Wednesday, 10 October 2007

Hurrah (again) for Libby Purves

I've just been re-reading Libby Purves' Holy Smoke, subtitled Religion and Roots: A Personal Memoir. A wonderful book: very affecting. I suppose in essence it's a defence of religion, and in particular Catholicism, but it's so very well written. I think it's partly that Purves is intellectual, so there's nothing sloppy about it: she knows her doctrine and her CS Lewis. But she's also not afraid to have, and to declare, moral standards, and rigorous ones at one. It impressed me, and made me cry.

The bits of autobiography in it made me realise that Love Songs and Lies has quite a lot of her own life in it, and I think that may be why it doesn't quite come off as a novel: the first-person narrator doesn't quite convince, being a mixture of fact and fiction. Given the amount of thought I've now devoted to this novel, though, I have to admit that it made a strong impression.
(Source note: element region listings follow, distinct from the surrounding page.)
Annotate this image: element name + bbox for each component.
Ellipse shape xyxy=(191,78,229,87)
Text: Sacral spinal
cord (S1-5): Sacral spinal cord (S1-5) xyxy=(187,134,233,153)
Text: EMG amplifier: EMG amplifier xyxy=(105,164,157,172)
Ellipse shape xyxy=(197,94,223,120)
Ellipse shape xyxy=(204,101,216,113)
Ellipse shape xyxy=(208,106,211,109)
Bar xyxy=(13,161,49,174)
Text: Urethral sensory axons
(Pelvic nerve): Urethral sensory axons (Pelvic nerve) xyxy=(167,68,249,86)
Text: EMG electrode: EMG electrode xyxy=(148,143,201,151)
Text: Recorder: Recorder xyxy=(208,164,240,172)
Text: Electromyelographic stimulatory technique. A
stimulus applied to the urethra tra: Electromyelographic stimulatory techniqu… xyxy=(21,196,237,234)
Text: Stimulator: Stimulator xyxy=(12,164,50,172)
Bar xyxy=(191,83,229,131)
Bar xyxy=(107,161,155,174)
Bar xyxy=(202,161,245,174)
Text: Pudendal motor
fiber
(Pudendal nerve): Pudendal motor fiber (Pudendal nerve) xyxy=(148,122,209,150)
In comparison, the last Joanna Trollope I read, Second Honeymoon, I looked at the spine of a couple of days later and found I couldn't recall a thing about it: not characters, not plot, not nothing.

Libby Purves has always cheered me up. Even when I had no intention of having children, I would read How Not To Have A Perfect Child just to be cheered by its good sense and decency: it restored my faith in human nature. Later, it made me realise that bringing up children might be more interesting -- in an intellectual sense, I suppose -- than I'd ever thought.

Holy Smoke is a really convincing defence of religion. It makes me feel that it would be a lovely thing to be a Christian and do it properly: it would make life both simpler (in terms of moral choices) and more rich, and be rewarding; a source of comfort. A counsellor once told me that her happiest patients were Christians, and that seemed perfectly logical.

I could never overcome my Darwinist principles enough to truly believe, but if I can't accept Christianity intellectually, I think I can understand it emotionally. Having been a Catholic helps, of course, but mostly it's the music, and the words. Some hymns still choke me up. (Singing on Sunday with a not very musical congregation and an effortful organ, I still choked up at the lines 'A thousand ages in thy sight/Are like an evening gone.' I like the grandeur of those sentiments. The modern liturgy seems to have somewhat neglected grandeur. Possibly in favour of Relevance, which is almost always A Bad Thing.)

It's time to go to bed. I've been stacking all my books into alphabetical piles, but there are still lots of them. Maybe double-shelving them is the answer. As it took me two years in this house just to get them all out of the boxes, I don't know that shelves are going to happen any time soon. How long, how long?